British charter airline

London Executive Aviation is an air charter airline based at Stapleford Aerodrome near Romford, United Kingdom. It was co-founded in 1996 by George Galanopoulos and Patrick Margetson-Rushmore.

It operates ad-hoc private jet charters and offers aircraft management services worldwide. Its current Chief Executive is Patrick Margretson-Rushmore.

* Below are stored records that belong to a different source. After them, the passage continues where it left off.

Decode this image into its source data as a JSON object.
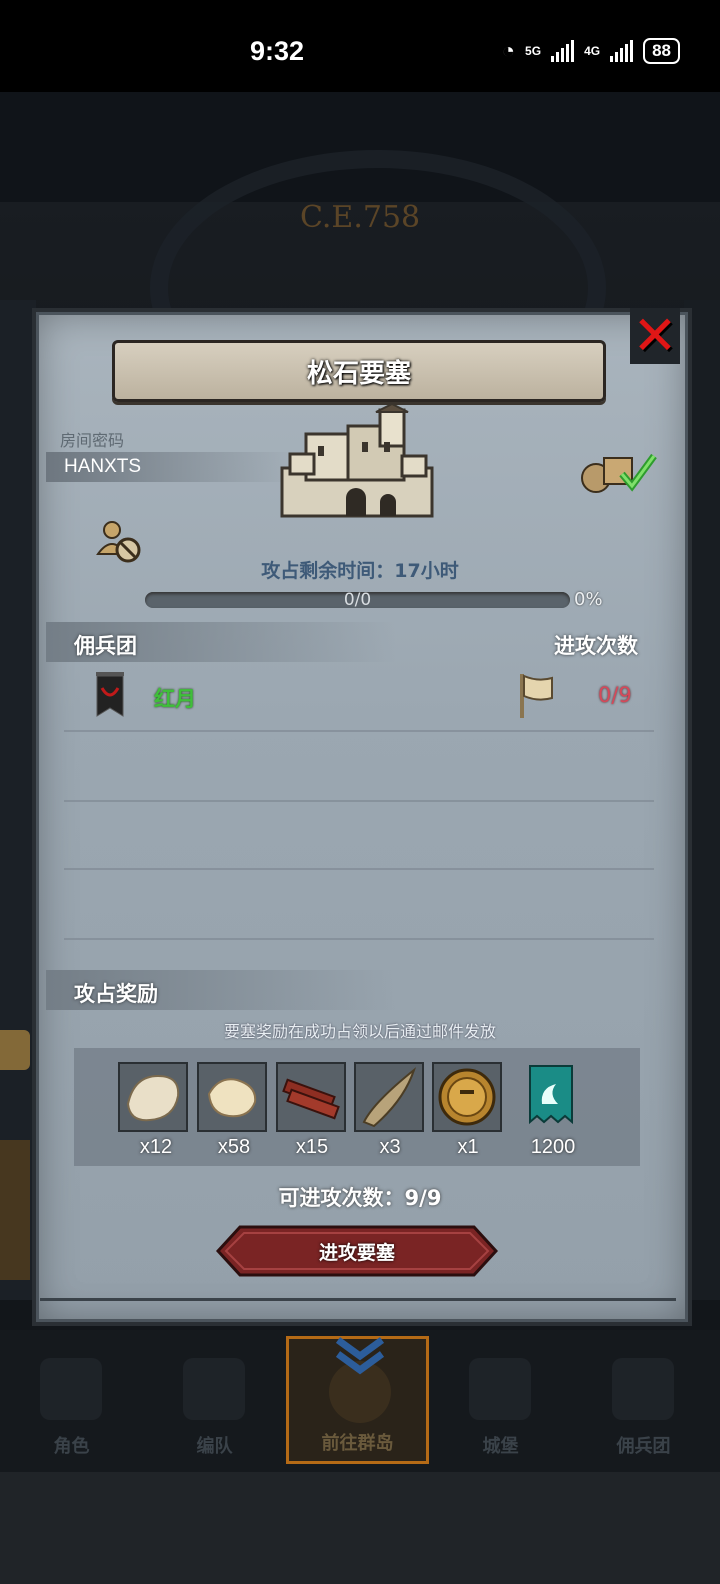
{
  "status_bar": {
    "time": "9:32",
    "network1": "5G",
    "network2": "4G",
    "battery": "88"
  },
  "background": {
    "era_label": "C.E.758"
  },
  "dialog": {
    "title": "松石要塞",
    "room_code_label": "房间密码",
    "room_code": "HANXTS",
    "time_remaining": "攻占剩余时间：17小时",
    "progress": {
      "text": "0/0",
      "percent_text": "0%",
      "value": 0
    },
    "mercenary_header": "佣兵团",
    "attack_count_header": "进攻次数",
    "mercenaries": [
      {
        "name": "红月",
        "attacks": "0/9"
      }
    ],
    "rewards_header": "攻占奖励",
    "rewards_note": "要塞奖励在成功占领以后通过邮件发放",
    "rewards": [
      {
        "icon": "fur-pelt-icon",
        "qty": "x12"
      },
      {
        "icon": "cloth-pelt-icon",
        "qty": "x58"
      },
      {
        "icon": "wood-planks-icon",
        "qty": "x15"
      },
      {
        "icon": "horn-icon",
        "qty": "x3"
      },
      {
        "icon": "knight-medal-icon",
        "qty": "x1"
      },
      {
        "icon": "guild-banner-icon",
        "qty": "1200"
      }
    ],
    "attempts": "可进攻次数：9/9",
    "attack_button": "进攻要塞"
  },
  "bottom_nav": [
    {
      "label": "角色",
      "active": false
    },
    {
      "label": "编队",
      "active": false
    },
    {
      "label": "前往群岛",
      "active": true
    },
    {
      "label": "城堡",
      "active": false
    },
    {
      "label": "佣兵团",
      "active": false
    }
  ],
  "colors": {
    "merc_name": "#3fbf3a",
    "attack_count": "#d5495a",
    "close_x": "#e01616",
    "button": "#7a2424"
  }
}
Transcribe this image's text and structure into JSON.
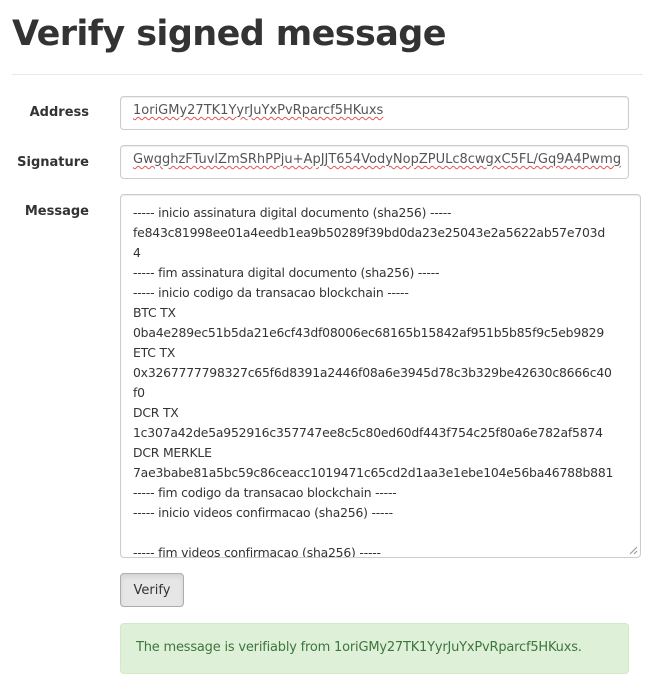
{
  "page": {
    "title": "Verify signed message"
  },
  "form": {
    "address_label": "Address",
    "address_value": "1oriGMy27TK1YyrJuYxPvRparcf5HKuxs",
    "signature_label": "Signature",
    "signature_value": "GwgghzFTuvlZmSRhPPju+ApJJT654VodyNopZPULc8cwgxC5FL/Gq9A4Pwmg",
    "message_label": "Message",
    "message_lines": [
      "----- inicio assinatura digital documento (sha256) -----",
      "fe843c81998ee01a4eedb1ea9b50289f39bd0da23e25043e2a5622ab57e703d",
      "4",
      "----- fim assinatura digital documento (sha256) -----",
      "----- inicio codigo da transacao blockchain -----",
      "BTC TX",
      "0ba4e289ec51b5da21e6cf43df08006ec68165b15842af951b5b85f9c5eb9829",
      "ETC TX",
      "0x3267777798327c65f6d8391a2446f08a6e3945d78c3b329be42630c8666c40",
      "f0",
      "DCR TX",
      "1c307a42de5a952916c357747ee8c5c80ed60df443f754c25f80a6e782af5874",
      "DCR MERKLE",
      "7ae3babe81a5bc59c86ceacc1019471c65cd2d1aa3e1ebe104e56ba46788b881",
      "----- fim codigo da transacao blockchain -----",
      "----- inicio videos confirmacao (sha256) -----",
      "",
      "----- fim videos confirmacao (sha256) -----"
    ],
    "verify_button_label": "Verify"
  },
  "result": {
    "message": "The message is verifiably from 1oriGMy27TK1YyrJuYxPvRparcf5HKuxs.",
    "status_color": "#3c763d",
    "background_color": "#dff0d8"
  }
}
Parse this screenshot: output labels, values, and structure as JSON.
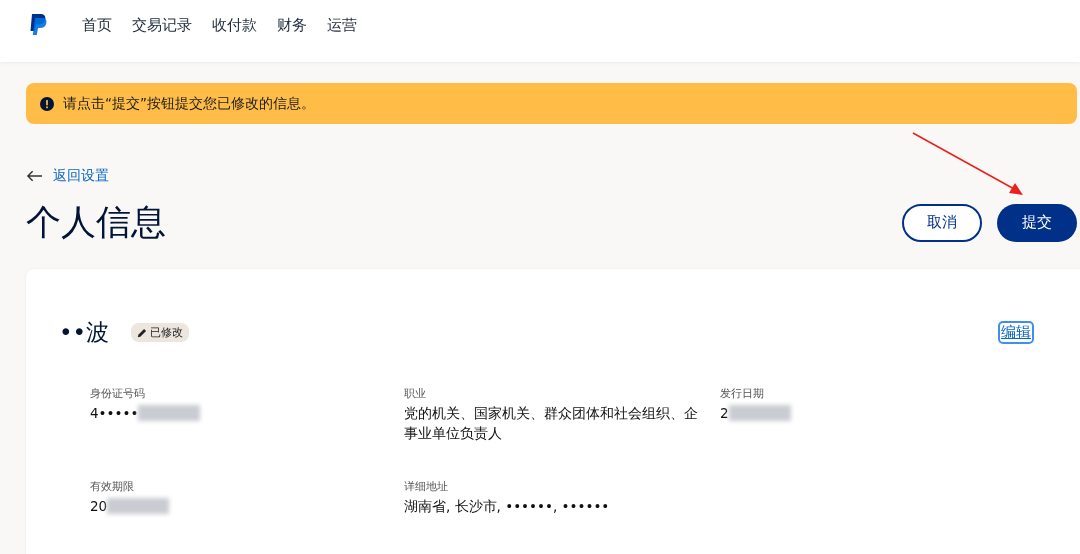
{
  "nav": {
    "items": [
      {
        "label": "首页"
      },
      {
        "label": "交易记录"
      },
      {
        "label": "收付款"
      },
      {
        "label": "财务"
      },
      {
        "label": "运营"
      }
    ]
  },
  "alert": {
    "message": "请点击“提交”按钮提交您已修改的信息。"
  },
  "back_link": "返回设置",
  "page_title": "个人信息",
  "buttons": [
    {
      "label": "取消",
      "kind": "secondary"
    },
    {
      "label": "提交",
      "kind": "primary"
    }
  ],
  "card": {
    "name": "••波",
    "badge": "已修改",
    "edit_link": "编辑",
    "fields": [
      {
        "label": "身份证号码",
        "value": "4•••••",
        "redacted": true
      },
      {
        "label": "职业",
        "value": "党的机关、国家机关、群众团体和社会组织、企事业单位负责人",
        "redacted": false
      },
      {
        "label": "发行日期",
        "value": "2",
        "redacted": true
      },
      {
        "label": "有效期限",
        "value": "20",
        "redacted": true
      },
      {
        "label": "详细地址",
        "value": "湖南省, 长沙市, ••••••, ••••••",
        "redacted": false
      }
    ]
  }
}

London Executive Aviation Ltd holds a CAA Type B Operating Licence permitting carriage of passengers, cargo and mail on aircraft with fewer than 20 seats and/or weighing less than 10 tonnes.

==Fleet==

The London Executive Aviation fleet includes:

- 7 Embraer Legacy 600 (as of August 2016)
- 2 Embraer Legacy 650 (as of August 2016)
- 1 Dassault Falcon 2000
- 2 Bombardier Challenger 300
- 6 Cessna Citation Excel
- 1 Embraer Phenom 300
- 2 Cessna Citation II

London Executive Aviation introduced the four-passenger Cessna Citation Mustang into the UK charter market and placed Cessna's largest European order for the aircraft. Their fleet comprises a variety of different business jets for different tasks.

One of the Bombardier Challenger 300 owned by LEA is based at London Luton Airport.